Reviewer Comment 1: The first table of the studies is critical, but it the formatting of the table makes it difficult to see which studies go with which collection type (blood, brain, etc) and omic class (transcriptomic). Reformatting the table would be helpful and breaking out the 3 omics and spreading the table out for readability would help alleviate this issue. 

 We have reformatted this table to clearly differentiate between different molecular approaches and different tissue types [see Table 1].  

Reviewer Comment 2: Additional discussion on caveats of merging different omics approaches should be given.  Synaptogenesis and neurogenesis are mentioned, but the number of samples from the proteomics studies that are obtained during these periods are limited (neurogenesis and synaptogenesis occurring at young ages and the brain tissue age range being 2-60 years of age – it is unclear how many people fit that range. Also, the protein expression may be different across different brain regions and the regions collected for these studies are limited. These are challenges with any human, proteomic, post-mortem study, but these limitations may inform why there is less overlap b/w the proteomic and other studies which makes sense. Mentioning this and that there may be a stronger difference between individuals depending on the age could be mentioned.   

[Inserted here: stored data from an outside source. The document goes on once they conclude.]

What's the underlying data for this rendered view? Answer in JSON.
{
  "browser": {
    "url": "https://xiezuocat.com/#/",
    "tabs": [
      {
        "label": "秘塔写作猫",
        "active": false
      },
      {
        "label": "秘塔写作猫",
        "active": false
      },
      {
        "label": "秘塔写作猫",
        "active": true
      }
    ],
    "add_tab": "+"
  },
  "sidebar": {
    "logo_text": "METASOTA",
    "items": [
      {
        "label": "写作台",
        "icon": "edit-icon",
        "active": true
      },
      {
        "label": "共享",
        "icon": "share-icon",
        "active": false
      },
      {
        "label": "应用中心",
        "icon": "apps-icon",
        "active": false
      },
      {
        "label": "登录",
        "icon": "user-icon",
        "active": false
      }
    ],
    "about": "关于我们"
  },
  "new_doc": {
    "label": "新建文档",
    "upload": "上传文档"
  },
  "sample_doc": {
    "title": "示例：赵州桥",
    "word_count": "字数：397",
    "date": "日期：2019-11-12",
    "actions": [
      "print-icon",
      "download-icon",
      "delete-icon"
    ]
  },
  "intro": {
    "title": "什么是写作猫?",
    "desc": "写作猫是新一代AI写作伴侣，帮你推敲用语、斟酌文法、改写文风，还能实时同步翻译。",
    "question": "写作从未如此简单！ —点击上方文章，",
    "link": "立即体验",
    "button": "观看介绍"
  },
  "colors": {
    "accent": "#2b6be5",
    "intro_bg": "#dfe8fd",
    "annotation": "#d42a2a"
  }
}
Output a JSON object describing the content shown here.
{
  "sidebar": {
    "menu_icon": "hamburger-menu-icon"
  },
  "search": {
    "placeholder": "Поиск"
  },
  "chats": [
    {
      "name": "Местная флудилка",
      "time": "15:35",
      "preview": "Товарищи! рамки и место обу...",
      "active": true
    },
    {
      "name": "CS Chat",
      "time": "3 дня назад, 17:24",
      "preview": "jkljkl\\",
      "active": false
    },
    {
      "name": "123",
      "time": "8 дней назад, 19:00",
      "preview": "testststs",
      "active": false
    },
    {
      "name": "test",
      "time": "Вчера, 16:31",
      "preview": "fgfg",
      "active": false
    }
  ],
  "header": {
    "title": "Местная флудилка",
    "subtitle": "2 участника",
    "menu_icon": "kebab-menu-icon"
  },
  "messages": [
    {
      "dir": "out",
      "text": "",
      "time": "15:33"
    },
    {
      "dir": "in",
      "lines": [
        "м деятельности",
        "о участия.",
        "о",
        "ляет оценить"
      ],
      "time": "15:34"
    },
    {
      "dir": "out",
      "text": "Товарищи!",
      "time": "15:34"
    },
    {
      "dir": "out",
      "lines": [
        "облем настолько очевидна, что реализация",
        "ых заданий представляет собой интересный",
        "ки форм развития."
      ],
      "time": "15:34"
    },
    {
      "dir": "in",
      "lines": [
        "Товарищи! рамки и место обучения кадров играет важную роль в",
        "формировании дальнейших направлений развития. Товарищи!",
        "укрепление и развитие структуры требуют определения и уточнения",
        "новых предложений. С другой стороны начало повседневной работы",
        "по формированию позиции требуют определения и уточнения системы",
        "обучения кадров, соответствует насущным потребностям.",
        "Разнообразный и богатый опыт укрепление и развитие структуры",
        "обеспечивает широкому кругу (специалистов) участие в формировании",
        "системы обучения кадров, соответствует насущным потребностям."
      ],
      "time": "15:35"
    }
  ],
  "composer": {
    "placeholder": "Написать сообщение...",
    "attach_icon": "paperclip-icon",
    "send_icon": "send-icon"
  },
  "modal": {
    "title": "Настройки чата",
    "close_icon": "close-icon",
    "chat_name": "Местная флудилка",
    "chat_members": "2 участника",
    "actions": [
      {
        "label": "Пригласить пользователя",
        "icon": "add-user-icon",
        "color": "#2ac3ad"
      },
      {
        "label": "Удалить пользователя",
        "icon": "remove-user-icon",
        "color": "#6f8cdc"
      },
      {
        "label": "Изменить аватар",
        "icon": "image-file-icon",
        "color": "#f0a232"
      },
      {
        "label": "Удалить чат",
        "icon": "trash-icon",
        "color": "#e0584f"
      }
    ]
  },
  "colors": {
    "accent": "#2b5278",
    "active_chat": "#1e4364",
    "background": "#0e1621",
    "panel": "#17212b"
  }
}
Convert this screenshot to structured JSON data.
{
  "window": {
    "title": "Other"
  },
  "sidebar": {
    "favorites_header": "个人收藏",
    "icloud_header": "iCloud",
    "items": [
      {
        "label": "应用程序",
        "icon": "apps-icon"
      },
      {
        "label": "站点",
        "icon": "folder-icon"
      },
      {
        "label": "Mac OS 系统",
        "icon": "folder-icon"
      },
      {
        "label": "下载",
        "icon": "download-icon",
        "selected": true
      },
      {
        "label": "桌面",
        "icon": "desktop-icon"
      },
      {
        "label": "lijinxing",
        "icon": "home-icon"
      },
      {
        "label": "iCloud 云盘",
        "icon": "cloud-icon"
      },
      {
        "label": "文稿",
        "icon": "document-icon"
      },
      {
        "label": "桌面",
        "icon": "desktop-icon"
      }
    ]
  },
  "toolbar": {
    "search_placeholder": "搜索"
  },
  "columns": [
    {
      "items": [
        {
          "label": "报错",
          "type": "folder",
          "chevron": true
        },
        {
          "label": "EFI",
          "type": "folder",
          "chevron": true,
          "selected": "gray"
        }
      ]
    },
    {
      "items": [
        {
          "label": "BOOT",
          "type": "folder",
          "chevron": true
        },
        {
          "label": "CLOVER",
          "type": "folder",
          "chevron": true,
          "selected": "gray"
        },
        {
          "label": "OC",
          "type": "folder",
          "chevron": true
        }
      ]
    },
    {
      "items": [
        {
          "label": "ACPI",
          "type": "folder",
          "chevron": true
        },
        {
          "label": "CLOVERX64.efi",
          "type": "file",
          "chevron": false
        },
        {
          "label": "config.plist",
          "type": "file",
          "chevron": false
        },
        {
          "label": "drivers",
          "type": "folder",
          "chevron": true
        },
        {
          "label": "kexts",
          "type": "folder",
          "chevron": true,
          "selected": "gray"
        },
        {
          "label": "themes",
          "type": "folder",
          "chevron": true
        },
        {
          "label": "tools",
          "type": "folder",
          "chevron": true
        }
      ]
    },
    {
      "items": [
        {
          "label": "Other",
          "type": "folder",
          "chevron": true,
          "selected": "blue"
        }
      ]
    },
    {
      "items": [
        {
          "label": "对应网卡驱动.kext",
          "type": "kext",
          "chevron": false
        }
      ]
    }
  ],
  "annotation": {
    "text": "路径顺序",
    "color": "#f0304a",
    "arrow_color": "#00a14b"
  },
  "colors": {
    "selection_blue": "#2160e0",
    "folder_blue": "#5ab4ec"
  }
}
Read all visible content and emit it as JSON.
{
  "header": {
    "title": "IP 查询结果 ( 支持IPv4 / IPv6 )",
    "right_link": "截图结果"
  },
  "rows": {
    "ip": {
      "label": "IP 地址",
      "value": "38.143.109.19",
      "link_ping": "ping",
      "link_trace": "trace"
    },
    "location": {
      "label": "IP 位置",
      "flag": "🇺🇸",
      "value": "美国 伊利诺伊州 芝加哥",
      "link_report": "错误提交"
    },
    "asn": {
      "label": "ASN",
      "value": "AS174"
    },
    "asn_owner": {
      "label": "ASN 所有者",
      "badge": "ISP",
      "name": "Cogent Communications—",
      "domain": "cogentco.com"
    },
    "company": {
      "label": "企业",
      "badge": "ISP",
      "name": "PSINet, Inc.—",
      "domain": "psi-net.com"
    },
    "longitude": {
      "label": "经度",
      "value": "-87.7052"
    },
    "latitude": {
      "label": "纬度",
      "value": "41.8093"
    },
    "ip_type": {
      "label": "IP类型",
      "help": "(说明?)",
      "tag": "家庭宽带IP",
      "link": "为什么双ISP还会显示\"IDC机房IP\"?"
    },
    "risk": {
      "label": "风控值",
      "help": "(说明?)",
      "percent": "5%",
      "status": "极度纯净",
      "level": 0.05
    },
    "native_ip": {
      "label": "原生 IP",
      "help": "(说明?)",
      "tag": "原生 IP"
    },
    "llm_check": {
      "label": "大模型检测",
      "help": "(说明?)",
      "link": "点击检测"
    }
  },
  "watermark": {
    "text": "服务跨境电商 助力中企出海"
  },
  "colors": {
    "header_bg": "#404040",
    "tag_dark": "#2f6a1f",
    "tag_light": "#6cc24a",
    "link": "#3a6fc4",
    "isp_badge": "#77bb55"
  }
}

 We have added additional discussion on the topics recommended by the reviewer. We have added an additional paragraph to outline the limitations of the proteomics datasets, particularly with respect to the implications for neurodevelopment [see lines 165 – 167; 348 – 353]. Where possible, we have amended Table 1 to include information about the average age of individuals across different cohorts, and we have highlighted relevant aspects of this information in our results [see lines 142 - 183]. We have also highlighted the fact that protein expression varies widely between different brain regions [see lines 294-299]. Additionally, we note that the studies that we included in our review largely report data from either the prefrontal cortex or the temporal cortex. These regions are relevant in the context of ASD, given that previous studies have found that ASD dysregulated features were predominantly localized to the cerebral cortex (Ramaswami et al, 2020). 

We have also added an explanation of how the canonical pathways implicated in proteomic data share common upstream regulators with the canonical pathways implicated using other molecular methods. Hence, our discussion on how these pathways are convergent across different datasets [see lines 323 – 329].  

We have clarified the limitations of our results in the context of neurodevelopment given that the datasets used are generally not representative of early embryogenesis [see lines 348 – 360]. We have clarified that, given the absence of databanks or tissue samples that are derived from ASD individuals during neurodevelopment, the functional implications for ASD omics datasets only provide limited insight into the mechanisms that might be dysregulated during neurodevelopment. We have highlighted how this limitation accentuates the utility of the integration of functional enrichment signatures from a wide range of tissue types and individuals of different ages. Our discussion highlights canonical pathways that are dysregulated across many different tissue types at many different ages. We have clarified that we do not aim to demonstrate a direct link between these molecular signatures and mechanisms in ASD aetiology, but rather that these common pathways may point to common underlying mechanisms in ASD, which has potential relevance in the context of neurodevelopment.

Reviewer Comment 3: Mistype: Line 342 says “with both in vitro - [118] and in vitro- studies [119] showing. . .” Should one of these be in vivo? 

 This mistype has been corrected in the revised submission [line 431]. 

Round 2

Reviewer 1 Report

I appreciate the authors' work and am satisfied with the revised manuscript.